10 Abril 2010 | Autor: carles | Categoria: Quadern - Lectures | Tags: , , , , | Sense comentaris »

la pastoral001La pastoral catalana, Julià de Jòdar, Barcelona, Proa, 2010

Sobre la última novela de Julià de Jòdar, lo primero que el lector hace es afirmar la descripción que hace Julià Guillamon sobre el libro: “un libro de actualidad con ambición global, un relato psicológico con perspectiva histórica, una gran novela”. Más allá de las coincidencias que un lector puede tener con algunos de los comentarios habituales del crítico-a veces muy parciales y llenos de prejuicios-, en esta ocasión las suscribimos. Intuimos sin embargo, que con el tiempo, ésta será reconocida como una de las grandes obras del autor de Badalona. Bajo una apariencia sencilla, con una trama básica nos ofrece un montón de descripciones y de reflexiones de Cataluña y del mundo contemporáneo más próximo. Desde las luchas franquistas de los setenta a las incoherencias del estado democrático posterior, desde la Barcelona olímpica a las consecuencias que ahora se derivan, desde el triunfo de la revolución cubana en la resituación del gobierno de los Castro, todos estos elementos se concretan en historias secundarias, vivencias paralelas, de los personajes de la novela. Un hito histórico destacado es el triunfo del primer afroamericano, Barack Obama, en las elecciones de los Estados Unidos de América, que cierra, de forma paralela a los últimos acontecimientos de la novela, una trama intensa y llena de detalles.

Julià de Jòdar, fiel a su estilo reflexivo y crítico sobre la sociedad que conoce, estimula al lector con una serie de preguntas retóricas, puestas en la mente de los personajes, que potencian la captación de su esencia. Estamos ante una novela psicológica donde los personajes centrales, Pau,  Erina,  Àurea y Jack, ofrecen la desnudez de su mundo interior. Una etopeya que es remarcable en el caso de la primera pareja, que viajan hasta Miami-tras el interés del Erina para reencontrar a su amiga Àurea y poder ayudarle en el callejón sin salida en que se ha convertido su vida de pareja con  Jack-, que se convierten en los elementos narrativos del escritor para reconstruir los acontecimientos sociales y políticos más destacados de la segunda mitad del siglo XX. El retrato de los dos protagonistas, Pablo y Erina, recuerda a veces las mejores páginas de la narrativa catalana psicológica, como el fragmento de introspección de ambos ofrecido en las páginas 46 y 47, que nos remite, por ejemplo, al relato de Carles Soldevila, “Una alarma”. El lector, espectador privilegiado del relato, absorbe las dos conciencias narrativas y obtiene la información completa sobre la realidad.
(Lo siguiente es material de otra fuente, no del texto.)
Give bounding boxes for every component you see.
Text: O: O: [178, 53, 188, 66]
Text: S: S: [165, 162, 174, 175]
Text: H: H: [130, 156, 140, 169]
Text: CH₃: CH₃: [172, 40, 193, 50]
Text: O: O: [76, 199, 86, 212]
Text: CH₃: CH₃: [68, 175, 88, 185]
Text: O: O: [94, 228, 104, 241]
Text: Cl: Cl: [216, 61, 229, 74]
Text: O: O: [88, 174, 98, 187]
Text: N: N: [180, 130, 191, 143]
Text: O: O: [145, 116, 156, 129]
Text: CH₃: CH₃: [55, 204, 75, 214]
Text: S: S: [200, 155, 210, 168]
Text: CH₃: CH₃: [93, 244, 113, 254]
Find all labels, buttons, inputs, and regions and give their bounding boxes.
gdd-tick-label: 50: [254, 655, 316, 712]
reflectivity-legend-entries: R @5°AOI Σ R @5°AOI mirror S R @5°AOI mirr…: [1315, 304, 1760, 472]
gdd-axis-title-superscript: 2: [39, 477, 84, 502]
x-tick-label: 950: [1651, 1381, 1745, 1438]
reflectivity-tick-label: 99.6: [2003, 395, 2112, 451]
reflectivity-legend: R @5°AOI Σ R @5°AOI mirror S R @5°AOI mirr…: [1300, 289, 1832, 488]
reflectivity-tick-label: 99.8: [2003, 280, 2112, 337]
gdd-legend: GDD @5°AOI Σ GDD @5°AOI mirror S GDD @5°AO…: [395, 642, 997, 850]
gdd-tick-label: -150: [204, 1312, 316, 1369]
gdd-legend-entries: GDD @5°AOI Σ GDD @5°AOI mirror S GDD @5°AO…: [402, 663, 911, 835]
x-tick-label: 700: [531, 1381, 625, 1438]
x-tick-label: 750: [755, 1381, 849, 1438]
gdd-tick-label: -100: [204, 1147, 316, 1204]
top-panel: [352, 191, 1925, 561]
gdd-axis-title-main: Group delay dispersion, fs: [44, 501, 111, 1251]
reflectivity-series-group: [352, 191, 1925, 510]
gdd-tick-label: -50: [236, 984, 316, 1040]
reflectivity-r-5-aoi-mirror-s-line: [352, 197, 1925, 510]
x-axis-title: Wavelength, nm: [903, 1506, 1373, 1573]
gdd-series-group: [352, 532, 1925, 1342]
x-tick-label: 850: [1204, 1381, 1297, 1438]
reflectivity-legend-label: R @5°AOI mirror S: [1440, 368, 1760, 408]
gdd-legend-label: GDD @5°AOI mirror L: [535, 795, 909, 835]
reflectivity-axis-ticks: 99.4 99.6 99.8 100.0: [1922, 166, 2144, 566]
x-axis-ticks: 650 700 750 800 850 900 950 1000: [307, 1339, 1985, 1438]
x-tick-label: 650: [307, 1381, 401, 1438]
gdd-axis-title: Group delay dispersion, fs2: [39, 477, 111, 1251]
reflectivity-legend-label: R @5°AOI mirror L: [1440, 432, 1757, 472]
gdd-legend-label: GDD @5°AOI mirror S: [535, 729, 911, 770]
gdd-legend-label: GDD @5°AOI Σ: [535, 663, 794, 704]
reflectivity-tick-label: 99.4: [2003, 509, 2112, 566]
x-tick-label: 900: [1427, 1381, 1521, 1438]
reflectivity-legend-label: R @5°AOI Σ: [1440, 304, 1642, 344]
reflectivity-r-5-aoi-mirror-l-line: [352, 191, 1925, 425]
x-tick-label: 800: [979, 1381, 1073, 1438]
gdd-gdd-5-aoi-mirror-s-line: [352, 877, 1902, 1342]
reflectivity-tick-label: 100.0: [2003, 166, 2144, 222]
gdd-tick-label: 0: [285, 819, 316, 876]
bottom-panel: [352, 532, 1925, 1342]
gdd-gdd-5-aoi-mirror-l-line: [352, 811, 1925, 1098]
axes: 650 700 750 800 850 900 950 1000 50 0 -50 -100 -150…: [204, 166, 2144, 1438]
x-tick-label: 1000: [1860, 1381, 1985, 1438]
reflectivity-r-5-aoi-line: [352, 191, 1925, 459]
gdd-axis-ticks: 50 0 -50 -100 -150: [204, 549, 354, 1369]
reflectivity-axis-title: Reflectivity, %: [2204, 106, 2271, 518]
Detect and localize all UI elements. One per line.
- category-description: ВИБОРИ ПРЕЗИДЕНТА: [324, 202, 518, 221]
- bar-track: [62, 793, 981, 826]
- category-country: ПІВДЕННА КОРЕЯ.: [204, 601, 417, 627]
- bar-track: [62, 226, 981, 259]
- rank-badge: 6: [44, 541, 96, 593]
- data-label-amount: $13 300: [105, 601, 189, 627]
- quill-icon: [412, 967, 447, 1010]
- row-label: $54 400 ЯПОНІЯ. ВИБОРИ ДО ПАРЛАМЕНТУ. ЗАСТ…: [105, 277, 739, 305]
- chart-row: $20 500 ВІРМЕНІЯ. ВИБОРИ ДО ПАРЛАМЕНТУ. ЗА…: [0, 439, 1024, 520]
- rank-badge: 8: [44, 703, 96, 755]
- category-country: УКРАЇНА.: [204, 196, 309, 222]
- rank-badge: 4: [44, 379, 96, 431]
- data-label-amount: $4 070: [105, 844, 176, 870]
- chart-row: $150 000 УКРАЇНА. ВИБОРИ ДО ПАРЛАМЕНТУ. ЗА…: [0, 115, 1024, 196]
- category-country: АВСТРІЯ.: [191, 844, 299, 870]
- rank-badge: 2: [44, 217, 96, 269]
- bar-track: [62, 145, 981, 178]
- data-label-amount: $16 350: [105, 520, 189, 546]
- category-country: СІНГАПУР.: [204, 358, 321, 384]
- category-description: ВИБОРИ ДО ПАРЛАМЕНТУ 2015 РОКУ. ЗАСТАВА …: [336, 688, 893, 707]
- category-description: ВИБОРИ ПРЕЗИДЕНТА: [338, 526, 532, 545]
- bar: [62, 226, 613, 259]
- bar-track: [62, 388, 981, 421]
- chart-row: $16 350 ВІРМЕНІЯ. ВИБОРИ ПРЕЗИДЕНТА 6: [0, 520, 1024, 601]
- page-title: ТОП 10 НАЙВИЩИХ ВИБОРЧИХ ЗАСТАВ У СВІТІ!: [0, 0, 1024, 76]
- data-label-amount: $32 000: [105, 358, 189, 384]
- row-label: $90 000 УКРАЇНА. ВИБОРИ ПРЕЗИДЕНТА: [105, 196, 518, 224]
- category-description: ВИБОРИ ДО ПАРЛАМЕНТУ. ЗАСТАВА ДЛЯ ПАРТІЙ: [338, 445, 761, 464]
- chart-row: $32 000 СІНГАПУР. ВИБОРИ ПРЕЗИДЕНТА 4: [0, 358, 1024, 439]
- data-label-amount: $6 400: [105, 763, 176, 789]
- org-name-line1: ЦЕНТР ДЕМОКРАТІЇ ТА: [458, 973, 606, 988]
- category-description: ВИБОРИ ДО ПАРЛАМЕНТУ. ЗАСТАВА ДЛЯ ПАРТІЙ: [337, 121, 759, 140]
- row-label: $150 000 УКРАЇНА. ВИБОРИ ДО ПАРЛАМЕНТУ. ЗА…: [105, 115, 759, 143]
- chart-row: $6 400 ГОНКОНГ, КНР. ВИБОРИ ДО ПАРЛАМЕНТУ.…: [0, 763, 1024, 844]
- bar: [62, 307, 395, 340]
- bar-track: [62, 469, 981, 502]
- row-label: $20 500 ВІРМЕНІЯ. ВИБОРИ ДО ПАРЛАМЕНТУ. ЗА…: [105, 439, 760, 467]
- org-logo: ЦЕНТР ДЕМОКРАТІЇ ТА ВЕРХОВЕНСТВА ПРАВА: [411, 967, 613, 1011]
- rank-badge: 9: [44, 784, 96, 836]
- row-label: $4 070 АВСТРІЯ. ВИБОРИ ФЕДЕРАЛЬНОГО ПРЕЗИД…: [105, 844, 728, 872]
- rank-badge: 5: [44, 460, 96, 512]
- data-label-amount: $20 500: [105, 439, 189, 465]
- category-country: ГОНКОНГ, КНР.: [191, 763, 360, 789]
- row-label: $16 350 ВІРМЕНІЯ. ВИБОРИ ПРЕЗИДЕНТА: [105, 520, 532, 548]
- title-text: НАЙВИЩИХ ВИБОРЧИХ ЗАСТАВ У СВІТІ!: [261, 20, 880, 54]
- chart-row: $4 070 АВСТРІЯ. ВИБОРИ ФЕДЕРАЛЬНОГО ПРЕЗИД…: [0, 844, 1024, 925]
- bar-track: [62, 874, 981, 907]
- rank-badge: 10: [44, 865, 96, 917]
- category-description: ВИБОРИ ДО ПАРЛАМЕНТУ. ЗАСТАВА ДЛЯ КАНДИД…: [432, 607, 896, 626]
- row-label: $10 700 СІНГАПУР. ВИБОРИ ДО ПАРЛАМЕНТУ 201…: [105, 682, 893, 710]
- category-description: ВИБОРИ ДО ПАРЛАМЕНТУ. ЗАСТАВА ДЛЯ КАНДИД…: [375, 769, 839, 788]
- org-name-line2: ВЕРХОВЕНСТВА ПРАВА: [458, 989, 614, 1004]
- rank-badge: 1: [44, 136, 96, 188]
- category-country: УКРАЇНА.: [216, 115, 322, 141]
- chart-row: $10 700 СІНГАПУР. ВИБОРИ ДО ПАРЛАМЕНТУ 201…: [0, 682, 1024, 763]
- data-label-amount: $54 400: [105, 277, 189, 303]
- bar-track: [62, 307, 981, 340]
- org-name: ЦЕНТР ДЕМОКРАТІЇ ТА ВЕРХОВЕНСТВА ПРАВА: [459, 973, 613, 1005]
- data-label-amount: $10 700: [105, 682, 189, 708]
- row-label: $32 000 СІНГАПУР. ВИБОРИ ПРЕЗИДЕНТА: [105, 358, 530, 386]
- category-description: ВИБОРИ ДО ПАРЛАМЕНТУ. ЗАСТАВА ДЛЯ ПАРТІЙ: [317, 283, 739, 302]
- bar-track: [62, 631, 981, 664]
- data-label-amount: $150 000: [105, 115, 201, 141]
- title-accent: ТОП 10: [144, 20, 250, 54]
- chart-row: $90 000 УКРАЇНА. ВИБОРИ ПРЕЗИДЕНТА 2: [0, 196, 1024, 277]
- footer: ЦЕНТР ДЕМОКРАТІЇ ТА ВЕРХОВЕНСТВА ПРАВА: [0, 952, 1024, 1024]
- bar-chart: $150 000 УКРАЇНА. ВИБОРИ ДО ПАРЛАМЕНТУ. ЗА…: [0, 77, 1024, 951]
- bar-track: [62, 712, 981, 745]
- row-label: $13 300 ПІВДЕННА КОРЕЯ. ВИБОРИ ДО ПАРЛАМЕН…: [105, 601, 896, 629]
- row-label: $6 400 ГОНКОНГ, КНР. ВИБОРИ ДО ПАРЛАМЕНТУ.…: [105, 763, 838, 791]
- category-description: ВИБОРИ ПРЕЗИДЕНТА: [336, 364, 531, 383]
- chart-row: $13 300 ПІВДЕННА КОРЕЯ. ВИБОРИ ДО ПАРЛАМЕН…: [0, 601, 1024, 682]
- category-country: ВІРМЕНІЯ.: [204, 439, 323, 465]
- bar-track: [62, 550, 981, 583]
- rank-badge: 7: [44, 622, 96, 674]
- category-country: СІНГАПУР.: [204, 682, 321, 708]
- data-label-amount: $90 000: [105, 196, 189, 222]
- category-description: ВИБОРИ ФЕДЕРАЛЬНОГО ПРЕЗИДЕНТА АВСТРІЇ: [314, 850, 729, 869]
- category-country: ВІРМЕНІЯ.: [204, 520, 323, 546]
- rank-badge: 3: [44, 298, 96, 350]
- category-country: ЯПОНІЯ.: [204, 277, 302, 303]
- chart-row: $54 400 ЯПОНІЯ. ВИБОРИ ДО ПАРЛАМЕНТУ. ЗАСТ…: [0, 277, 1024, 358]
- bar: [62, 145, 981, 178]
De igual manera, cabe resaltar la minuciosidad estructural de la obra. Con cincuenta y cuatro breves capítulos que impregnan de un ritmo vivo y latente en la historia, el autor incorpora diversas estructuras narrativas, como el de las cartas o correos electrónicos, junto a descripciones, noticias, notas, entre otros. Un montón de recursos para aliviar una novela que se ve impregnada, en ciertos ocasiones, de falta de agilidad discursiva.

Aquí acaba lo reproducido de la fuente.